Seesaw Conformations of Npl4 in the Human p97 Complex and the Inhibitory Mechanism of a Disulfiram Derivative

p97, also known as valosin-containing protein (VCP) or Cdc48, plays a central role in cellular protein homeostasis1. Human p97 mutations are associated with several neurodegenerative diseases. Targeting p97 and its cofactors is a strategy for cancer drug development4. Despite significant structural insights into the fungal homolog Cdc48, little is known about how human p97 interacts with its cofactors. Recently, the anti-alcohol abuse drug disulfiram was found to target cancer through Npl4, a cofactor of p97, but the molecular mechanism remains elusive. Here, using single-particle cryo-electron microscopy (cryo-EM), we uncovered three Npl4 conformational states in complex with human p97 before ATP hydrolysis.
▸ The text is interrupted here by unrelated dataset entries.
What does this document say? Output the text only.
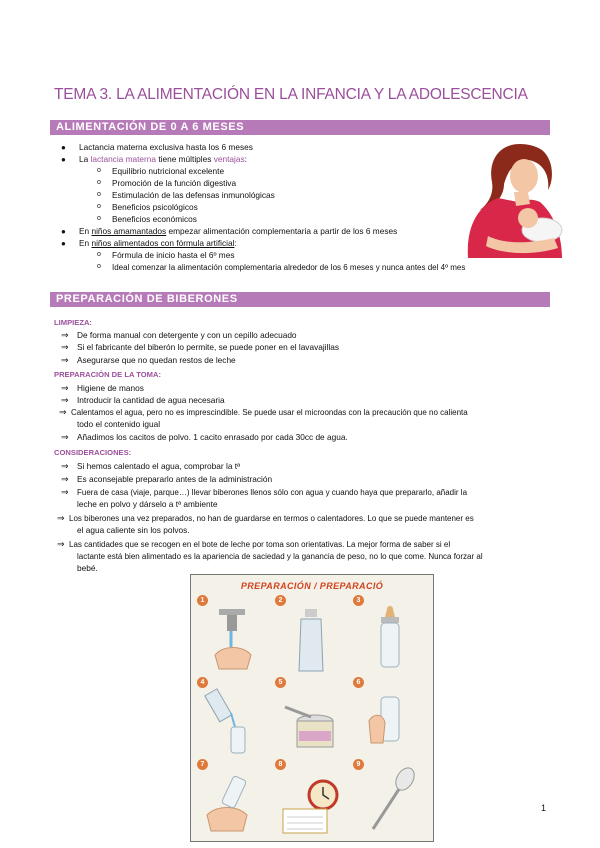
TEMA 3. LA ALIMENTACIÓN EN LA INFANCIA Y LA ADOLESCENCIA
ALIMENTACIÓN DE 0 A 6 MESES
● Lactancia materna exclusiva hasta los 6 meses
● La lactancia materna tiene múltiples ventajas:
o Equilibrio nutricional excelente
o Promoción de la función digestiva
o Estimulación de las defensas inmunológicas
o Beneficios psicológicos
o Beneficios económicos
● En niños amamantados empezar alimentación complementaria a partir de los 6 meses
● En niños alimentados con fórmula artificial:
o Fórmula de inicio hasta el 6º mes
o Ideal comenzar la alimentación complementaria alrededor de los 6 meses y nunca antes del 4º mes
PREPARACIÓN DE BIBERONES
LIMPIEZA:
⇒ De forma manual con detergente y con un cepillo adecuado
⇒ Si el fabricante del biberón lo permite, se puede poner en el lavavajillas
⇒ Asegurarse que no quedan restos de leche
PREPARACIÓN DE LA TOMA:
⇒ Higiene de manos
⇒ Introducir la cantidad de agua necesaria
⇒ Calentamos el agua, pero no es imprescindible. Se puede usar el microondas con la precaución que no calienta
todo el contenido igual
⇒ Añadimos los cacitos de polvo. 1 cacito enrasado por cada 30cc de agua.
CONSIDERACIONES:
⇒ Si hemos calentado el agua, comprobar la tª
⇒ Es aconsejable prepararlo antes de la administración
⇒ Fuera de casa (viaje, parque…) llevar biberones llenos sólo con agua y cuando haya que prepararlo, añadir la
leche en polvo y dárselo a tª ambiente
⇒ Los biberones una vez preparados, no han de guardarse en termos o calentadores. Lo que se puede mantener es
el agua caliente sin los polvos.
⇒ Las cantidades que se recogen en el bote de leche por toma son orientativas. La mejor forma de saber si el
lactante está bien alimentado es la apariencia de saciedad y la ganancia de peso, no lo que come. Nunca forzar al
bebé.
PREPARACIÓN / PREPARACIÓ
1	2	3
4	5	6
7	8	9
1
The motion of Npl4 results from its zinc finger motifs interacting with the N domain of p97, which is essential for the unfolding activity of p97. In vitro and cell-based assays showed that under oxidative conditions, the disulfiram derivative bis-(diethyldithiocarbamate)-copper (CuET) inhibits p97 function by releasing cupric ions, which disrupt the zinc finger motifs of Npl4, locking the essential conformational switch of the complex.